A large, lean, more affordable cut with great flavor, wagyu briskets are best suited to slow cooking methods. Braised, smoked, poached or corned, they are often thin sliced before serving in sandwiches or with sides.
Because of its large size, the brisket cut is a great choice for feeding a crowd at a party, buffet, or picnic.
Three different cuts of brisket are available:
Brisket Flat Cuts: (NAMP# 120A) the deep pectoral muscle from the brisket. Brisket flats are the larger and leaner of the two muscles that make up a whole brisket.
Brisket Point Cuts: (NAMP# 120B) the superficial pectoral muscle from the brisket. Brisket points are smaller and fattier than flats and more-triangular shaped.

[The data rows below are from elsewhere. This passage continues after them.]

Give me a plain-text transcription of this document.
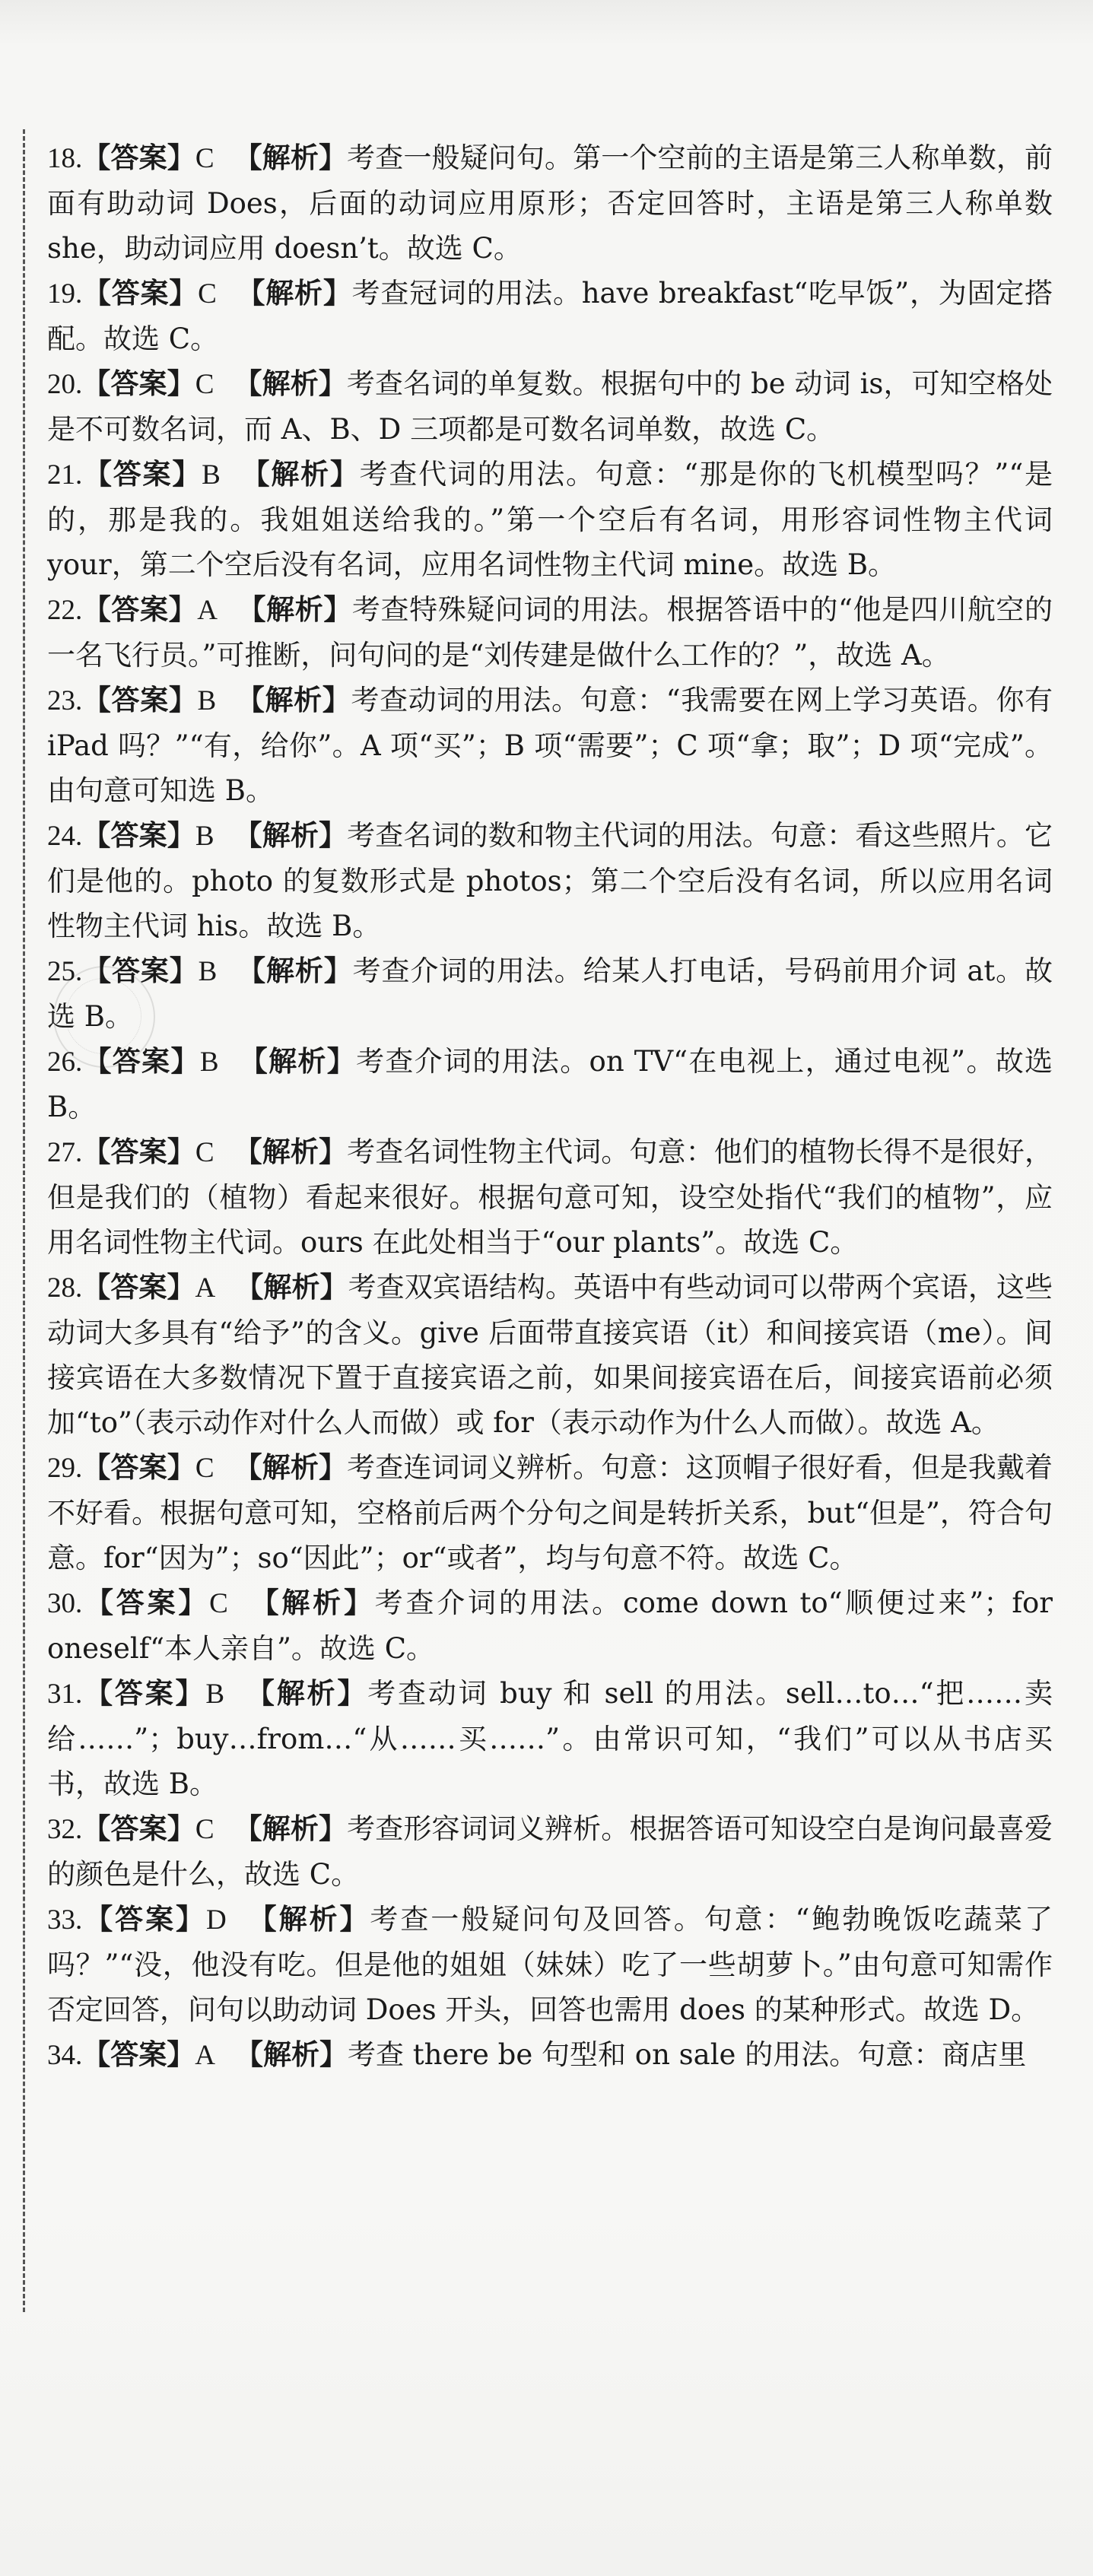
18.【答案】C 【解析】考查一般疑问句。第一个空前的主语是第三人称单数，前面有助动词 Does，后面的动词应用原形；否定回答时，主语是第三人称单数 she，助动词应用 doesn’t。故选 C。

19.【答案】C 【解析】考查冠词的用法。have breakfast“吃早饭”，为固定搭配。故选 C。

20.【答案】C 【解析】考查名词的单复数。根据句中的 be 动词 is，可知空格处是不可数名词，而 A、B、D 三项都是可数名词单数，故选 C。

21.【答案】B 【解析】考查代词的用法。句意：“那是你的飞机模型吗？”“是的，那是我的。我姐姐送给我的。”第一个空后有名词，用形容词性物主代词 your，第二个空后没有名词，应用名词性物主代词 mine。故选 B。

22.【答案】A 【解析】考查特殊疑问词的用法。根据答语中的“他是四川航空的一名飞行员。”可推断，问句问的是“刘传建是做什么工作的？”，故选 A。

23.【答案】B 【解析】考查动词的用法。句意：“我需要在网上学习英语。你有 iPad 吗？”“有，给你”。A 项“买”；B 项“需要”；C 项“拿；取”；D 项“完成”。由句意可知选 B。

24.【答案】B 【解析】考查名词的数和物主代词的用法。句意：看这些照片。它们是他的。photo 的复数形式是 photos；第二个空后没有名词，所以应用名词性物主代词 his。故选 B。

25.【答案】B 【解析】考查介词的用法。给某人打电话，号码前用介词 at。故选 B。

26.【答案】B 【解析】考查介词的用法。on TV“在电视上，通过电视”。故选 B。

27.【答案】C 【解析】考查名词性物主代词。句意：他们的植物长得不是很好，但是我们的（植物）看起来很好。根据句意可知，设空处指代“我们的植物”，应用名词性物主代词。ours 在此处相当于“our plants”。故选 C。

28.【答案】A 【解析】考查双宾语结构。英语中有些动词可以带两个宾语，这些动词大多具有“给予”的含义。give 后面带直接宾语（it）和间接宾语（me）。间接宾语在大多数情况下置于直接宾语之前，如果间接宾语在后，间接宾语前必须加“to”（表示动作对什么人而做）或 for（表示动作为什么人而做）。故选 A。

29.【答案】C 【解析】考查连词词义辨析。句意：这顶帽子很好看，但是我戴着不好看。根据句意可知，空格前后两个分句之间是转折关系，but“但是”，符合句意。for“因为”；so“因此”；or“或者”，均与句意不符。故选 C。

30.【答案】C 【解析】考查介词的用法。come down to“顺便过来”；for oneself“本人亲自”。故选 C。

31.【答案】B 【解析】考查动词 buy 和 sell 的用法。sell…to…“把……卖给……”；buy…from…“从……买……”。由常识可知，“我们”可以从书店买书，故选 B。

32.【答案】C 【解析】考查形容词词义辨析。根据答语可知设空白是询问最喜爱的颜色是什么，故选 C。

33.【答案】D 【解析】考查一般疑问句及回答。句意：“鲍勃晚饭吃蔬菜了吗？”“没，他没有吃。但是他的姐姐（妹妹）吃了一些胡萝卜。”由句意可知需作否定回答，问句以助动词 Does 开头，回答也需用 does 的某种形式。故选 D。

34.【答案】A 【解析】考查 there be 句型和 on sale 的用法。句意：商店里
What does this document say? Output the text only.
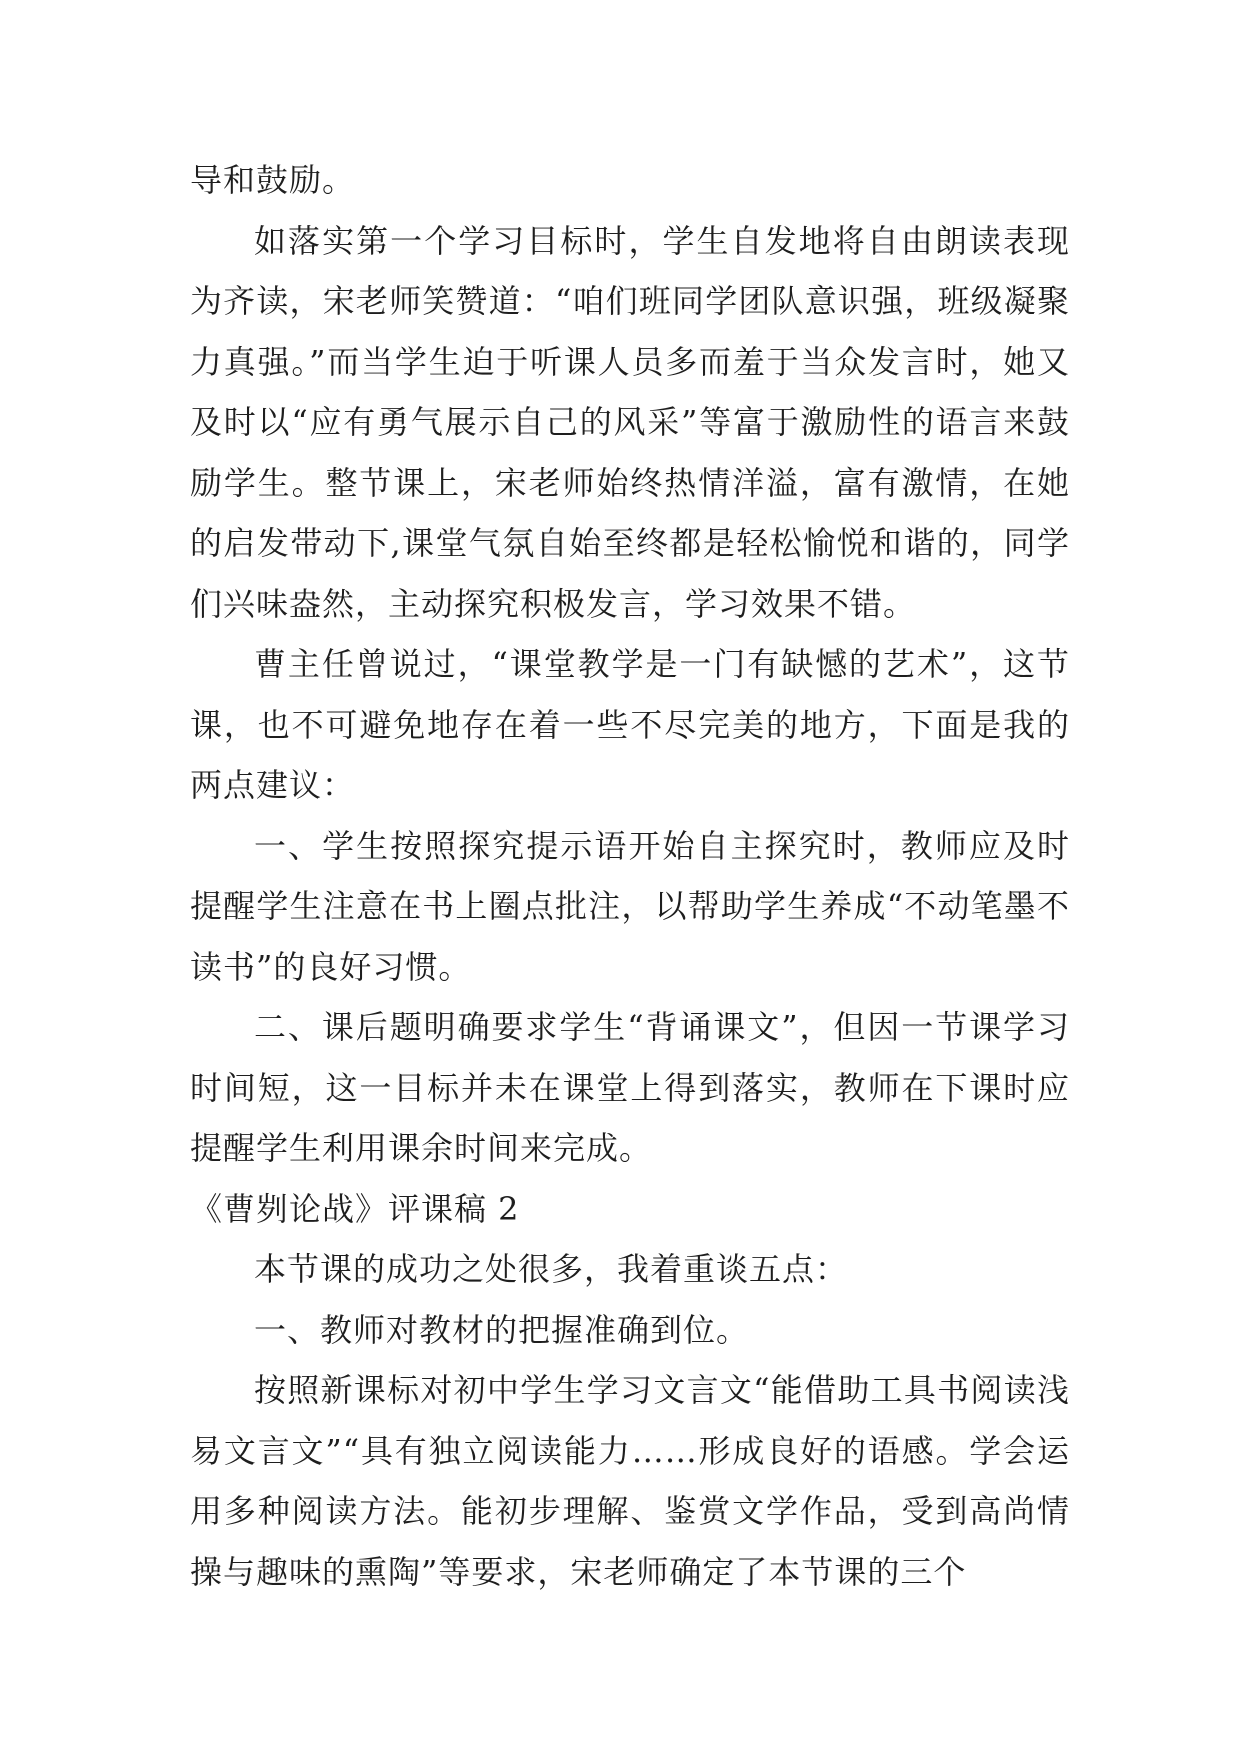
导和鼓励。

如落实第一个学习目标时，学生自发地将自由朗读表现为齐读，宋老师笑赞道：“咱们班同学团队意识强，班级凝聚力真强。”而当学生迫于听课人员多而羞于当众发言时，她又及时以“应有勇气展示自己的风采”等富于激励性的语言来鼓励学生。整节课上，宋老师始终热情洋溢，富有激情，在她的启发带动下,课堂气氛自始至终都是轻松愉悦和谐的，同学们兴味盎然，主动探究积极发言，学习效果不错。

曹主任曾说过，“课堂教学是一门有缺憾的艺术”，这节课，也不可避免地存在着一些不尽完美的地方，下面是我的两点建议：

一、学生按照探究提示语开始自主探究时，教师应及时提醒学生注意在书上圈点批注，以帮助学生养成“不动笔墨不读书”的良好习惯。

二、课后题明确要求学生“背诵课文”，但因一节课学习时间短，这一目标并未在课堂上得到落实，教师在下课时应提醒学生利用课余时间来完成。

《曹刿论战》评课稿 2

本节课的成功之处很多，我着重谈五点：

一、教师对教材的把握准确到位。

按照新课标对初中学生学习文言文“能借助工具书阅读浅易文言文”“具有独立阅读能力……形成良好的语感。学会运用多种阅读方法。能初步理解、鉴赏文学作品，受到高尚情操与趣味的熏陶”等要求，宋老师确定了本节课的三个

Whole Briskets: (NAMP# 120) A whole brisket (deckle removed), contains both the deep pectoral and superficial pectoral muscles sold still connected. This cut is very large and is typically purchased by chefs, butchers, and competitive BBQ teams rather than home cooks.
This wagyu beef (aka Australian kobe beef, kobe-style beef) is from an Australian-raised breed of cattle descended from Japanese herds. The steers specially raised to increase their percentage of fat marbling to consistently high levels. More marbling leads to more flavor, tenderness, and moisture as the fat melts during the cooking process. Thus, wagyu beef briskets are both more flavorful and more tender than those cut from conventional beef.